Not one I made!

I wear a lot of wool during the really cold months. My own knitting energy comes and goes – I can make maybe two cardigans per season. I could buy, and I would buy, if I could find anything that I actually like, but most wool cardigans and sweaters are very expensive without being very beautiful. I search second-hand stores a lot, but the experience can be hit and miss. I found this lovely sweater, 100% wool, made in Ireland. But when I unpacked it and tried it on, it turned out to be much smaller than the size label indicated. Normal sleeve length for a ladies’ garment is around 55 or 60 cm; this one measured 45. Probably shrunk due to careless washing by a previous owner. Sad.


Ingrid, aiming for an A in sports, practising volleyball.


Mirror selfie.

The back of the neck on this cardigan is too tight, like I suspected. Rip up and redo.

Yes, Eric offered to take a photo if it for me, but this was more fun.


What if it stayed all the way until Christmas?


Loads more snow today, and – in a nice coincidence in timing – they lit the lights on the spruce on Spånga Torg. It felt like Christmas even though there’s a whole month to go still.


We have snow. It’s nice that the cold came first, before the snow – now it stays on the ground instead of melting into slush.

The birds really appreciate the sunflower seeds we put out. Swarms of goldfinches and greenfinches. Blue tits and tree sparrows and nuthatches and magpies and blackbirds.

Now with the snow, the deer also come by to eat the bits that the birds spill.


Piano concert at the Stockholm Concert Hall, with Arkadij Volodos playing Aleksandr Skrjabin and Franz Schubert.

The concert leaflet describes Skrjabin as innovative and boundary-breaking.
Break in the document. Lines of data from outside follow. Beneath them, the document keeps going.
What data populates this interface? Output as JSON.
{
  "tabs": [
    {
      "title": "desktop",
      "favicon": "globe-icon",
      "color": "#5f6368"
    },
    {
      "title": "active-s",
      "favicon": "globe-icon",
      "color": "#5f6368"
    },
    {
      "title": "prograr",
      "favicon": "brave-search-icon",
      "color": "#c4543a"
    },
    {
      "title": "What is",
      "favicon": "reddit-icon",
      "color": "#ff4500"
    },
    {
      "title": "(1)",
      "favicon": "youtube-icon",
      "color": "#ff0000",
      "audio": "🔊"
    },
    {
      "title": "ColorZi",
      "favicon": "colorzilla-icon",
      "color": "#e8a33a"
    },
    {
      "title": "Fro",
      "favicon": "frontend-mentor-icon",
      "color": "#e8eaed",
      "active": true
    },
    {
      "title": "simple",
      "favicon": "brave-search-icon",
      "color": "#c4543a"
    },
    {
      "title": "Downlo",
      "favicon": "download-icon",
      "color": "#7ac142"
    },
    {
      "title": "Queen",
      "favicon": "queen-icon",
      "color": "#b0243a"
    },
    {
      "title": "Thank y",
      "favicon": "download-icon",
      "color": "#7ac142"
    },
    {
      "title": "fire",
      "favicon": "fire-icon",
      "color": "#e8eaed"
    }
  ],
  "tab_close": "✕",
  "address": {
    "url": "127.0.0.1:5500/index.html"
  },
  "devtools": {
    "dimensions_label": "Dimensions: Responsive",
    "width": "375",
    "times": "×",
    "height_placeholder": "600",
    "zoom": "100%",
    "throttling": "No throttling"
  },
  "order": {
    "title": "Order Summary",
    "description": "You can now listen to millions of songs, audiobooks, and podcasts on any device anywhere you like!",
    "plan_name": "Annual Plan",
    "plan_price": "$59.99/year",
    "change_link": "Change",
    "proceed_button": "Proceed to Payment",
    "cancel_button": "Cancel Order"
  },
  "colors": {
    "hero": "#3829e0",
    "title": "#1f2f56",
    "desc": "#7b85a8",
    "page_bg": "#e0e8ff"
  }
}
To me it just sounded dissonant and chaotic. I read that the brain releases dopamine both when it hears things in music that it recognizes or predicts, and when it is surprised. With Skrjabin, I felt there was nothing predictable at all so there was nothing to hang on to. No melody line to follow, no recognizably recurring phrases. It was like… stuff just happening, all the time. Music that’s a hundred years old, and it’s still too modern for me.

Schubert is always Schubert, though!

Volodos also played several extra pieces after the official programme, and the third of them was such a glorious piece of music that I didn’t even hang around to see if there might be more. There was just no way he could top that. Konserthuset kindly publishes updates to the concert programme after the fact, so I now know it was his own arrangement of La Malagueña, a flamenco piece originally written for the guitar I’d guess. You can see a somewhat blurry video of it here. There’s just… fingers absolutely everywhere, and I can’t see how could possibly hit all those notes with any kind of control, but clearly he does. Absolutely magnificent.


Speaking of Schubert, the last concert in the chamber music series that Eric and I go to together also started with Schubert. An octet by Schubert, and followed by another octet by Jörg Widmann, who wrote it as a tribute to Schubert’s octet. And my opinion here was the same – liked the Schubert, but Widmann’s octet was too un-melodious for my taste.


There’s almost more patch than original material in these cardigan sleeves.


I bought lamps to hang over the dining table. Which I’ve been wanting to do for years, but been put off by the hassle of having to find an electrician and figuring out how to hang them and whatnot. Now I have them, and it’s great.

The lamps have clearly spent a bit of time in a cardboard box, so the cables are all slightly wonky and the lamps hang just a little bit askew. I probably wouldn’t even notice, but they hang just at eye height, so I see the light of some of the lamps but not of the others, because they’re tilted away. It makes them look broken. I hope the cables even out with time and the weight of the lamps themselves. Otherwise, maybe a hairdryer could make them relax?


The embroidery club explored blanket stitch. For the first time during these exercises, I ran out of space before I ran out of things to try. Mostly because the organic, lacy blanket stitch (very much inspired by the works of Miriam Gielen) was so much fun that it grew and took up more space than its fair share.